Our group presented recent results on GCMO-based memristors, focusing on their interfacial behavior and switching characteristics. The work was featured in both poster and oral formats:

• “GCMO-based memristors for autonomous robots” – Anni Antola, Poster (Day 1)
• “Area-dependent resistive switching and interfacial dynamics in GCMO-based memristors” – Petriina Paturi, Talk (Day 3)

The presentations prompted detailed discussions with researchers working on oxide interfaces, ionic migration modeling, and neuromorphic device architectures. These exchanges provided useful perspectives on how perovskite manganites compare with more established oxide systems, and how their mixed electronic and ionic conduction might be harnessed for adaptive or leaky-integrate-type behavior.

Beyond the technical sessions, MEMRISYS offered opportunities for informal discussions that helped situate our work within the broader landscape of resistive switching research. Many groups presented results on interface-type mechanisms, oxygen vacancy control, and electroforming-free device concepts, which are closely related to our ongoing efforts at the Wihuri Physical Laboratory. The conference also highlighted increasing collaboration between materials research and circuit-level modeling communities, reflecting a gradual convergence toward system-oriented memristor studies.
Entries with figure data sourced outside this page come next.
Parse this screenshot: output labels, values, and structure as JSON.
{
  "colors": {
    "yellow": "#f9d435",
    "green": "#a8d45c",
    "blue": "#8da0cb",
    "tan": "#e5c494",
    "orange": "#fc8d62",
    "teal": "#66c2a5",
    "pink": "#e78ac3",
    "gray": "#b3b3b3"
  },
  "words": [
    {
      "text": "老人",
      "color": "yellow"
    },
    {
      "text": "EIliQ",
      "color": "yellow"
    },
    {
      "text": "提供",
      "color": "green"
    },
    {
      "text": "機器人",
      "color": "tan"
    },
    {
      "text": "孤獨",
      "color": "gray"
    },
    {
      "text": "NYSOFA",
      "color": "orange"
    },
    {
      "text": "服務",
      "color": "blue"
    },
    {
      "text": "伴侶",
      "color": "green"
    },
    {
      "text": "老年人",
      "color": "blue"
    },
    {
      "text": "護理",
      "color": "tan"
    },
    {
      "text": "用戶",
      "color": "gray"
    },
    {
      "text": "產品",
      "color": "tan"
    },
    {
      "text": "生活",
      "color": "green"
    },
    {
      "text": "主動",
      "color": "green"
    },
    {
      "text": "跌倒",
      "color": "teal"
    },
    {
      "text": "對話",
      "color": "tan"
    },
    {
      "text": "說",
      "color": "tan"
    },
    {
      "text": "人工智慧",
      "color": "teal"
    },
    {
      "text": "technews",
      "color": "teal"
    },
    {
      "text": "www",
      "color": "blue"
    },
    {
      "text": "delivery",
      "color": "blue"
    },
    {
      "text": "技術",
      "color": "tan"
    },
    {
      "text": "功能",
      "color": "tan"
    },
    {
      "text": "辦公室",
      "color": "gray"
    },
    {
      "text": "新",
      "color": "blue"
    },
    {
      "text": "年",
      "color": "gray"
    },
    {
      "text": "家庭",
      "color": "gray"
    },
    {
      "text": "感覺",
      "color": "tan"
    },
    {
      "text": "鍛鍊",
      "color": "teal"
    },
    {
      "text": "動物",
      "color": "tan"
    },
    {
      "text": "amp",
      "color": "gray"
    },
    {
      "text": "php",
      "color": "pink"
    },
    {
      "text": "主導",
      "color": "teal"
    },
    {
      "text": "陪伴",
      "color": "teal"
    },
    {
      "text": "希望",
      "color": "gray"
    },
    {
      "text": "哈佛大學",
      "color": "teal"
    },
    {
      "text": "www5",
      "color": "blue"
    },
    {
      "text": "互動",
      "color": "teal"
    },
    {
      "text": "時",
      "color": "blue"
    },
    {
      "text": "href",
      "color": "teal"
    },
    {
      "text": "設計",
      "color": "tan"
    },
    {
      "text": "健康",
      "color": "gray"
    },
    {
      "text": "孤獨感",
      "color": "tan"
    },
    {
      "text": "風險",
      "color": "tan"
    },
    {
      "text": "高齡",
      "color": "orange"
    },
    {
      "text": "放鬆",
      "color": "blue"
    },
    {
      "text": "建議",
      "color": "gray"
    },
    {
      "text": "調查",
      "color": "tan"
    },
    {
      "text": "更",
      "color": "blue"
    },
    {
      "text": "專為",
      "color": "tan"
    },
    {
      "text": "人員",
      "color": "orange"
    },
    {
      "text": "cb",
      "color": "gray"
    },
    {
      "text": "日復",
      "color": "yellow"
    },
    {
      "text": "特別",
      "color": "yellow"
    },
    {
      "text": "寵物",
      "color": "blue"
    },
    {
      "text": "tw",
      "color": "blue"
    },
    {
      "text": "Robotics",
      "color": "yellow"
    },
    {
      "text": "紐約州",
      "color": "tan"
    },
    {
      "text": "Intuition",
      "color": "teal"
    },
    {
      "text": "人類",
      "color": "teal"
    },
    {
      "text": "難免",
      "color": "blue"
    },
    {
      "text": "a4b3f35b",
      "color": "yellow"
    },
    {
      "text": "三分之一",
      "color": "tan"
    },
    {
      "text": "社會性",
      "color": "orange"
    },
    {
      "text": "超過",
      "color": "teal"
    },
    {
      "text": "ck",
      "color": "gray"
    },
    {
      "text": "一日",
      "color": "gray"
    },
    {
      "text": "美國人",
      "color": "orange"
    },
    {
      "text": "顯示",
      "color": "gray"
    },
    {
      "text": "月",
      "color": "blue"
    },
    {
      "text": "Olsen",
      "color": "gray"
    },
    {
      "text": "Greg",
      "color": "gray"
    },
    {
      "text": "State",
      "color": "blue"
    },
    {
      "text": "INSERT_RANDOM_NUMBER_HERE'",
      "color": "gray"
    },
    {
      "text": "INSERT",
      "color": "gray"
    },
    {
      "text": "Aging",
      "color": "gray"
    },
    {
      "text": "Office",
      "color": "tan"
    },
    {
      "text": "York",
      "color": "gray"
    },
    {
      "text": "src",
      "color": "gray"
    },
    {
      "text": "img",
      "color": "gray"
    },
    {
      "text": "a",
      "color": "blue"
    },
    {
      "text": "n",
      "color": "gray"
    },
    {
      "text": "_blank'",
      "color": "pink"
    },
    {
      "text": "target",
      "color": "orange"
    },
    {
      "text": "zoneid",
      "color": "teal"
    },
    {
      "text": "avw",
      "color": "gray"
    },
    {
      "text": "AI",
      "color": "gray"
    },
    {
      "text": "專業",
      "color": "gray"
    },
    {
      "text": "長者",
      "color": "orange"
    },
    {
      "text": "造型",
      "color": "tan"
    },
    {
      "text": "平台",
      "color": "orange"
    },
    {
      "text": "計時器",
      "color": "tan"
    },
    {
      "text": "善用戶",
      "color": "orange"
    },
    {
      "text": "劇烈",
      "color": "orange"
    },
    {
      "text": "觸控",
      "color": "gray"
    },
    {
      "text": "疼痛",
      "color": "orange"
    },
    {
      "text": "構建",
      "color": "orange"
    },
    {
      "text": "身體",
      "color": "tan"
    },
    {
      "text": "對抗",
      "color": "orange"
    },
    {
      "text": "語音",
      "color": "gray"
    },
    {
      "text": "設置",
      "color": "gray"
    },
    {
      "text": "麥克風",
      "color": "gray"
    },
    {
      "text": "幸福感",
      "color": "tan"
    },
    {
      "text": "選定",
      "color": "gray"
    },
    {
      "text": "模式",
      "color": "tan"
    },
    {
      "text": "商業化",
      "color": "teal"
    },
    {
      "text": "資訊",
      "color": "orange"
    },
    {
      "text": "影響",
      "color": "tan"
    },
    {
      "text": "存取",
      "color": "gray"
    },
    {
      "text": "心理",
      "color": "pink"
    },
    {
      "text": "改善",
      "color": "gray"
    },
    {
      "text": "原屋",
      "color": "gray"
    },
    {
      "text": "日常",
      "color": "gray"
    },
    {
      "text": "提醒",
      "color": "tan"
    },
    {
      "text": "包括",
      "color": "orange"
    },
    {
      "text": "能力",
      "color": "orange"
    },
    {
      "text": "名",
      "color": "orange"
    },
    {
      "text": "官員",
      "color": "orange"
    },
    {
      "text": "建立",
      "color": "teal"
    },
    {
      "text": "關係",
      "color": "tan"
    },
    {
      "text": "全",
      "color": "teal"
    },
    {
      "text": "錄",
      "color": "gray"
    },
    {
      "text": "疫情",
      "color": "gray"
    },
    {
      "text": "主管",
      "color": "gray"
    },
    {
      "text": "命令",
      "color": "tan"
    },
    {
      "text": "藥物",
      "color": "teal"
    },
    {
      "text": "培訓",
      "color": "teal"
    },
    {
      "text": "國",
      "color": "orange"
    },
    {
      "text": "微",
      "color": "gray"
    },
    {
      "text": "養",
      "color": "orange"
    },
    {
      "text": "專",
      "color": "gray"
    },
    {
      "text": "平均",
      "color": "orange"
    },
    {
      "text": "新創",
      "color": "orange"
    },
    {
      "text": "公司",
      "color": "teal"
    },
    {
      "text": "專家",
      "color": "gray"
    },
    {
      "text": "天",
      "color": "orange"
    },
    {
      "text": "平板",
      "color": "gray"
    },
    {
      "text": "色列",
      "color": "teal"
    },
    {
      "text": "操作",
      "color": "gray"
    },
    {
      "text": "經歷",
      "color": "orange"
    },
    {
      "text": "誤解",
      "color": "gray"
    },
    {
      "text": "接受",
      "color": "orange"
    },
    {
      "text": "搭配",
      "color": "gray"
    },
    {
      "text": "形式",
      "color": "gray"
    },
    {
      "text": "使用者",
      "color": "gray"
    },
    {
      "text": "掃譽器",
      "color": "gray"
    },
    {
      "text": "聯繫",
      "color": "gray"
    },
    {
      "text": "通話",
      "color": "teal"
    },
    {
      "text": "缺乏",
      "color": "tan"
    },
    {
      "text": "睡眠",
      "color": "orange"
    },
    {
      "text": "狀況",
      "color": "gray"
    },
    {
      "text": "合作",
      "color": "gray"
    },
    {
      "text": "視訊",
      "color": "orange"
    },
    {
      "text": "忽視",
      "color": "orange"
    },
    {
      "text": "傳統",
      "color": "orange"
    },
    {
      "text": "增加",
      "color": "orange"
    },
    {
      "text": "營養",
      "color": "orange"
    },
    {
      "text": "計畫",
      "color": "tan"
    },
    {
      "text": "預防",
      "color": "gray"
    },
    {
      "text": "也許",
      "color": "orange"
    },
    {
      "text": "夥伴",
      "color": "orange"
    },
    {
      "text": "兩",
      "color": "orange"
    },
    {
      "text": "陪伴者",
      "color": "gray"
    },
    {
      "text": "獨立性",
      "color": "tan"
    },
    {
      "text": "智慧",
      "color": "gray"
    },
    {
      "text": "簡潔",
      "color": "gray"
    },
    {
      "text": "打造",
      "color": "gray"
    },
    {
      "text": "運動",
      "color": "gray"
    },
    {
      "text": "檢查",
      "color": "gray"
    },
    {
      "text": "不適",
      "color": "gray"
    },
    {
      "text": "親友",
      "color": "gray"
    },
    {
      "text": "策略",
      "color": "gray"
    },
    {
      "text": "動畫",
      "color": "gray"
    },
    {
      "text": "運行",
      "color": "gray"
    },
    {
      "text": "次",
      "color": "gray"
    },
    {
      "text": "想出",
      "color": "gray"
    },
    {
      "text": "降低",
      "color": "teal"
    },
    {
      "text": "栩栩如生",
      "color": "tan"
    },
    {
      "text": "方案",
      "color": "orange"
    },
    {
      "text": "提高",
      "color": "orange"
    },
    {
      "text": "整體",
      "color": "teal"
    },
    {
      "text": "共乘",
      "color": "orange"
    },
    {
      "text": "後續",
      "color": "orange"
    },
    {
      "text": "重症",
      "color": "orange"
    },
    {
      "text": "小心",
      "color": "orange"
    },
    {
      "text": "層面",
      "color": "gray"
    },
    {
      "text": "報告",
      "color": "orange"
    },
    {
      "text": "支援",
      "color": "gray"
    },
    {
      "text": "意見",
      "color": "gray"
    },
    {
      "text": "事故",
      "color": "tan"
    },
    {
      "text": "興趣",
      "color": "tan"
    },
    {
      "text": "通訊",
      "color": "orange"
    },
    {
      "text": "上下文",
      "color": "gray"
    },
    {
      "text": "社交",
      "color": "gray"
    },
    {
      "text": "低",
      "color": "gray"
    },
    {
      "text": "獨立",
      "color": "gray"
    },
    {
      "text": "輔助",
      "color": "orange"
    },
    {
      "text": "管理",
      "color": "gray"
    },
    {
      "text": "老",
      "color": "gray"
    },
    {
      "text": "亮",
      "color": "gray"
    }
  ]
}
Outside the scientific program, Edinburgh offered plenty to explore. The Waterstones bookshop on Princes Street had an impressive selection of popular science books in its basement, which quickly became a favorite stop. Petriina left with ten excellent finds. Nearby, the Greyfriars Bobby statue and grave added a heartwarming touch to the city’s historic atmosphere. The conference dinner, held at the National Museum of Scotland, was another highlight, providing a memorable setting for conversations surrounded by the museum’s remarkable architecture and exhibits.

Overall, MEMRISYS 2025 was a valuable opportunity to exchange ideas and observe how the field is evolving. The research community around memristive and neuromorphic systems continues to expand, yet remains collaborative and open. We returned with new insights into experimental techniques, simulation methods, and conceptual frameworks that will inform our ongoing studies on interface-controlled resistive switching in GCMO and related oxide materials.